(『オリバー・ストーンが語るもうひとつのアメリカ3』から抜粋)
ロナルド・レーガンは、地味な俳優からスタートし、その後にテレビ番組「ゼネラル・エレクトリック・シアター」の司会などを経て、1967~75年にはカリフォルニア州知事を務めた。
公には家族の大切さを訴えていたが、自身は子供たちと疎遠であり、アメリカ史上唯一の離婚歴を持つ大統領だった。
レーガン政権で副大統領をした父ブッシュは、「レーガンの国際関係に関する考え方は、想像を絶するほどのものだった」と述べている。
レーガン政権でNSCのソ連・東欧問題顧問を務めたリチャード・パイプスは、「NSCの会合では、大統領は完全に上の空だった。話されている事が理解を超えていて、とても居心地が悪そうだった。」と話す。

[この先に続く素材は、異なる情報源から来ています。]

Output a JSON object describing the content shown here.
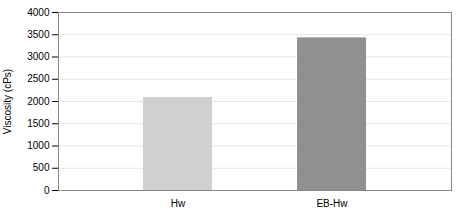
{
  "chart_data": {
    "type": "bar",
    "categories": [
      "Hw",
      "EB-Hw"
    ],
    "values": [
      2090,
      3430
    ],
    "colors": [
      "#d0d0d0",
      "#909090"
    ],
    "ylabel": "Viscosity (cPs)",
    "ylim": [
      0,
      4000
    ],
    "yticks": [
      0,
      500,
      1000,
      1500,
      2000,
      2500,
      3000,
      3500,
      4000
    ],
    "grid": true
  }
}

テロ対策コーディネーターだったアンソニー・クイントンも、「私が状況を説明した時、大統領はゼリービーンズを2つほど食べると、居眠りを始めた。私はすっかりやる気を無くしてしまった。」と語っている。
前任者のカーター大統領が引き継ぎをした際には、レーガンが全く話に関心を示さないので困惑したという。

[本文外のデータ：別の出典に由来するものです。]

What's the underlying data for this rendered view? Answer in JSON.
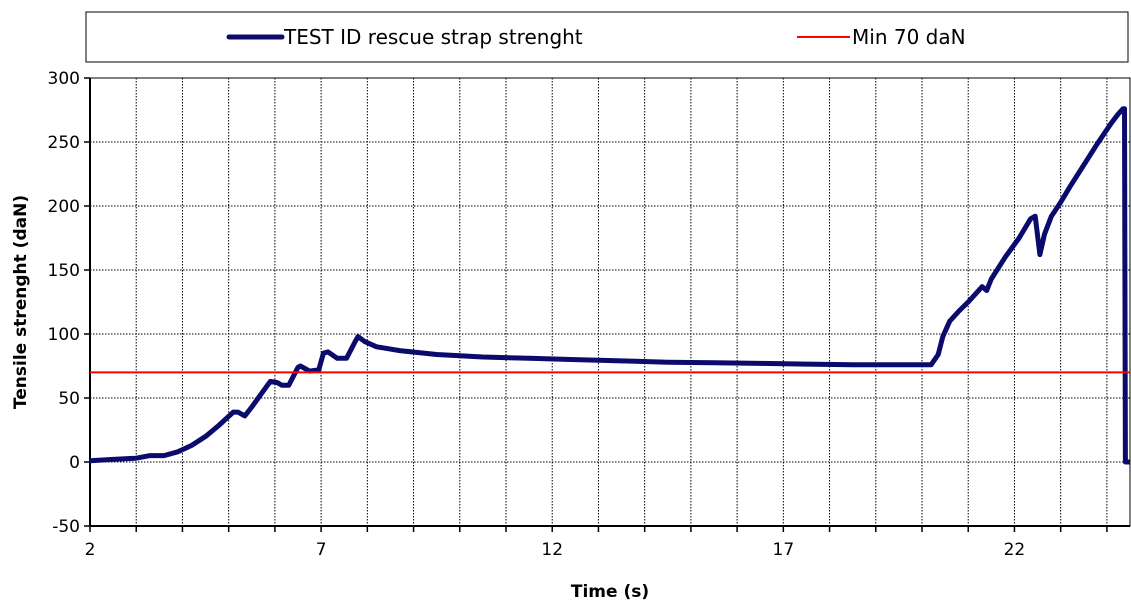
{
  "chart_data": {
    "type": "line",
    "title": "",
    "xlabel": "Time (s)",
    "ylabel": "Tensile strenght (daN)",
    "xlim": [
      2,
      24.5
    ],
    "ylim": [
      -50,
      300
    ],
    "x_ticks": [
      2,
      7,
      12,
      17,
      22
    ],
    "x_minor_step": 1,
    "y_ticks": [
      -50,
      0,
      50,
      100,
      150,
      200,
      250,
      300
    ],
    "grid": true,
    "legend_position": "top",
    "series": [
      {
        "name": "TEST ID rescue strap strenght",
        "color": "#0b0b6e",
        "points": [
          [
            2.0,
            1
          ],
          [
            2.5,
            2
          ],
          [
            3.0,
            3
          ],
          [
            3.3,
            5
          ],
          [
            3.6,
            5
          ],
          [
            3.9,
            8
          ],
          [
            4.2,
            13
          ],
          [
            4.5,
            20
          ],
          [
            4.8,
            29
          ],
          [
            5.1,
            39
          ],
          [
            5.2,
            39
          ],
          [
            5.35,
            36
          ],
          [
            5.5,
            43
          ],
          [
            5.7,
            53
          ],
          [
            5.9,
            63
          ],
          [
            6.05,
            62
          ],
          [
            6.15,
            60
          ],
          [
            6.3,
            60
          ],
          [
            6.5,
            74
          ],
          [
            6.55,
            75
          ],
          [
            6.75,
            71
          ],
          [
            6.95,
            72
          ],
          [
            7.05,
            85
          ],
          [
            7.15,
            86
          ],
          [
            7.35,
            81
          ],
          [
            7.55,
            81
          ],
          [
            7.75,
            95
          ],
          [
            7.8,
            98
          ],
          [
            7.95,
            94
          ],
          [
            8.2,
            90
          ],
          [
            8.7,
            87
          ],
          [
            9.5,
            84
          ],
          [
            10.5,
            82
          ],
          [
            11.5,
            81
          ],
          [
            12.5,
            80
          ],
          [
            13.5,
            79
          ],
          [
            14.5,
            78
          ],
          [
            15.5,
            77.5
          ],
          [
            16.5,
            77
          ],
          [
            17.5,
            76.5
          ],
          [
            18.5,
            76
          ],
          [
            19.5,
            76
          ],
          [
            20.2,
            76
          ],
          [
            20.35,
            84
          ],
          [
            20.45,
            98
          ],
          [
            20.6,
            110
          ],
          [
            20.8,
            118
          ],
          [
            21.0,
            125
          ],
          [
            21.2,
            133
          ],
          [
            21.3,
            137
          ],
          [
            21.4,
            134
          ],
          [
            21.5,
            143
          ],
          [
            21.8,
            160
          ],
          [
            22.1,
            175
          ],
          [
            22.35,
            190
          ],
          [
            22.45,
            192
          ],
          [
            22.55,
            162
          ],
          [
            22.65,
            178
          ],
          [
            22.8,
            192
          ],
          [
            23.0,
            203
          ],
          [
            23.2,
            215
          ],
          [
            23.5,
            232
          ],
          [
            23.8,
            249
          ],
          [
            24.1,
            265
          ],
          [
            24.25,
            272
          ],
          [
            24.35,
            276
          ],
          [
            24.38,
            276
          ],
          [
            24.4,
            0
          ],
          [
            25.0,
            0
          ],
          [
            25.5,
            0
          ]
        ]
      },
      {
        "name": "Min 70 daN",
        "color": "#ff0000",
        "points": [
          [
            2,
            70
          ],
          [
            26.5,
            70
          ]
        ]
      }
    ]
  }
}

カーターの報道官だったジョディ・パウエルは、こう証言する。
「カーターは、レーガンが知っておくべき非常に重要な事を話した。
それなのに、レーガンは説明を聞き流し、質問の1つもせず、
メモすら取らなかった。」
1982年の終わりに中南米の訪問から戻ったレーガンは、記者たちに「驚いたね、中南米があんなに沢山の国に分かれているなんて」と言った。
下院議長だったティップ・オニールは、「自分は下院に34年間いたが、レーガンほど物を知らない大統領は居なかった」と言っている。
レーガンは、『ほら話』が多かった。
1983年末にイスラエルのシャミール首相と会談した際、「第二次大戦中にカメラマンとして、ナチスの強制収容所から捕虜が解放される様子を撮影した。捕虜たちの苦境に大きな衝撃を受けた。」と語った。

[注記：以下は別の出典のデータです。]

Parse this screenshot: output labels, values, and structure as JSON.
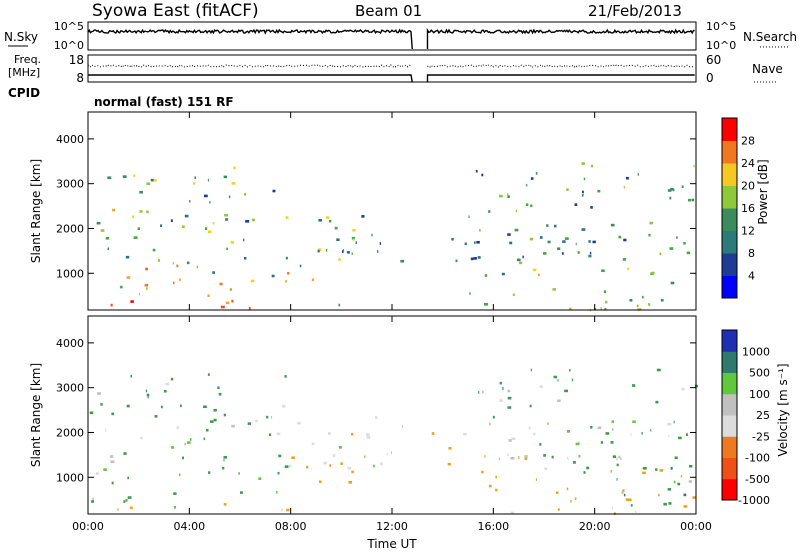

シャミールは感銘をうけたが、その後にレーガンは大戦中に一度もアメリカを離れていない事が判明した。
レーガンは、「生活保護の女王」のほら話を何度もしている。
その女王は、80の名前と30の住所を持ち、非課税所得が年間15万ドルを超えているという。
「強欲で不正な黒人が、白人からカネを盗んでいる」と非難したかったのだ。
彼は、著名人の言葉を捏造することも多かった。
レーガンは、相手が外部からの訪問者であっても、閣僚であっても、誰かと会話する時はスタッフからカードを渡されていた。
そこに書かれた文章を、そのまま読み上げるのだ。
レーガンの補佐官となったウィリアム・クラークは、彼があまりに無知なのにショックを受けた。
そして、世界の指導者たちを解説する映画を制作するように、ペンタゴンとCIAに指示した。
レーガンはあまりに無知だったため、部下には入り込む隙間が大きかった。
入り込んだ1人が、副大統領のブッシュである。
ブッシュは、ロックフェラー、モルガン、ハリマンといった財閥と古くから繋がりがある。
彼はイェール大学を出た後、テキサスで石油商人となった。
1970年には、ニクソン大統領の指名で、共和党の全国委員会の委員長に就いた。
レーガンが判断を下さないので、部下達は主導権をめぐって激しく争った。
ただし、すべてを隠密に進めるという強い意思だけは、皆に共通していた。
カーター政権はCIAの行動を制限したが、レーガン政権はそれを一転させた。
CIA長官に指名されたウィリアム・ケーシーは、「ソ連はすべての国際テロの元凶である」と信じていた。
CIAは「ソ連はテロと闘っている」と知っており、それをケーシーに伝えたが、彼は信じなかった。
政権内の強硬派たちは、「ソ連は危険で、常に勢力の拡大を追求している」との見方をしていた。
実際には、当時のソ連はすでに崩壊に向かっていた。